Wednesday, December 17, 2014

Off-Broadway Review—"The Invisible Hand"

The Invisible Hand
Written by Ayad Akhtar; directed by Ken Rus Schmoll 
Performances through January 4, 2015
New York Theatre Workshop, 79 East 4th Street, New York, NY
nytw.org
Ally and Kirk in The Invisible Hand (photo: Joan Marcus)
With his Pulitzer Prize-winning play Disgraced doing boffo biz on Broadway (and a likely front-runner for the Tony Award), let's see if playwright Ayad Akhtar is not just a one-trick pony. Happily, The Invisible Hand—which shrewdly shows how money is the root of all evil, whether capitalism or terrorism—proves he isn't: it's another smart, provocative, hard-hitting and all too relevant drama.

After Nick Bright, a broker working in Citibank's Pakistan office, is mistakenly kidnaped—the target was his boss—the group who did the deed decide to try and extort money from the bank for his ransom. But the $10 million they are asking is, in Nick's own words, far too much for someone of his relatively minor stature; but his captors remain steadfast, assuming the dirty American bank will cough up the money.

After weeks in captivity, Nick makes a deal with the men: he will use $3 million from his own offshore acount to invest in the market until he raises $10 million. The group's head, the respected elder Imam Saleem, agrees to allow his protege, the hot-headed Bashir—a London-born Arab who is in Pakistan to wage jihad like, he says, the many leftists who turned into freedom fighters against Franco in the Spanish Civil War to assuage their guilt over living comfortably in the West—to become Nick's financial "assistant."

Although their investments begin well, a brilliantly written and staged scene shows how Nick quickly realizes that working financial angles for his captors has a plethora of moral quagmires: especially after their immediate windfall comes after a prominent Pakistani and his wife (both of whom he knew socially) are killed in a terrorist attack at a wedding. Parallelly, Bashir becomes giddy, almost scarily so, when he sees the ease with which they've made $700,000 in 10 minutes. 
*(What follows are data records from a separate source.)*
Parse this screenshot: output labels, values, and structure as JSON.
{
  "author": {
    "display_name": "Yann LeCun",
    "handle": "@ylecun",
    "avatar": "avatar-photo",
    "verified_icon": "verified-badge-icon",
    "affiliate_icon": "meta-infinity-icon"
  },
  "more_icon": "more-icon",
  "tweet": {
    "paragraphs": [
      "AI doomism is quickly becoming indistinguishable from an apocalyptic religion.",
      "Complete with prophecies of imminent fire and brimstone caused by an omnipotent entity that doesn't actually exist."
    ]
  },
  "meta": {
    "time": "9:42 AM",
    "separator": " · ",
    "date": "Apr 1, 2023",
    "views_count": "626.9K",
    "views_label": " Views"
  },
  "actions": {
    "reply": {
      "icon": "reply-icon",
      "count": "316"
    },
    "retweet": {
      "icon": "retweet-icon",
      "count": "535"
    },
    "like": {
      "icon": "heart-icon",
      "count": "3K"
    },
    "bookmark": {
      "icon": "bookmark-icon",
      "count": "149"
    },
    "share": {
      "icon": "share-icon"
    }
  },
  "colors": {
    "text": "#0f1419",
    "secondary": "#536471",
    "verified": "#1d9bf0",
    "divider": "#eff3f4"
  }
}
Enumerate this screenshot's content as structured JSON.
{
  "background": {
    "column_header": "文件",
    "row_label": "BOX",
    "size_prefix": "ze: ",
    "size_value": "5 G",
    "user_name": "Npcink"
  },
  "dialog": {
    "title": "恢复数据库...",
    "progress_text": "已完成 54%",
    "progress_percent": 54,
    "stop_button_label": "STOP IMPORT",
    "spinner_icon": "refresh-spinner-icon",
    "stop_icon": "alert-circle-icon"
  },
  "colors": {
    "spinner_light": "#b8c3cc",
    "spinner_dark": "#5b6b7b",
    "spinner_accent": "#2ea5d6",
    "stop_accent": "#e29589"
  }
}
Akhtar's writing skillfully treads the blurred lines separating freedom fighters from terrorists and surviving at all costs from doing what's morally right: he adroitly positions his characters and their explosive behavior in the front lines of the so-called war on terror. If Disgraced found tough insight into that war through two couples in a well-appointed Manhattan apartment, then The Invisible Hand is its flip side: a dispatch from that endless war, with lives on the line for nothing more than cold hard cash.

Since the play began life as a one-acter, there's a noticeable difference in the writing: act one has a simple but forceful elegance that underlines its brutal truths about both sides; after intermission, there are blunter statements of physical and mental brutality. Some may find the sheer viciousness of the play's final moments too obvious, but it works perfectly as the only possible ending for a story that's been leading to ever more dangerously fraught situations for everyone involved.

Ken Rus Schmoll directs with alternate muscle and finesse on Riccardo Hernandez's starkly imposing set (with bonus points for Tyler Micoleau's exquisitely evocative lighting), while the actors—Justin Kirk (Nick), Usman Ally (Bashir), Dariush Kashani (Imam) and Jameal Ali (Dar, a gun-toting minion)—give firmly commanding performances in roles that could easily have become caricature.  All of that, combined with Akhtar's assured script, makes The Invisible Hand another winner by New York's playwright of the moment.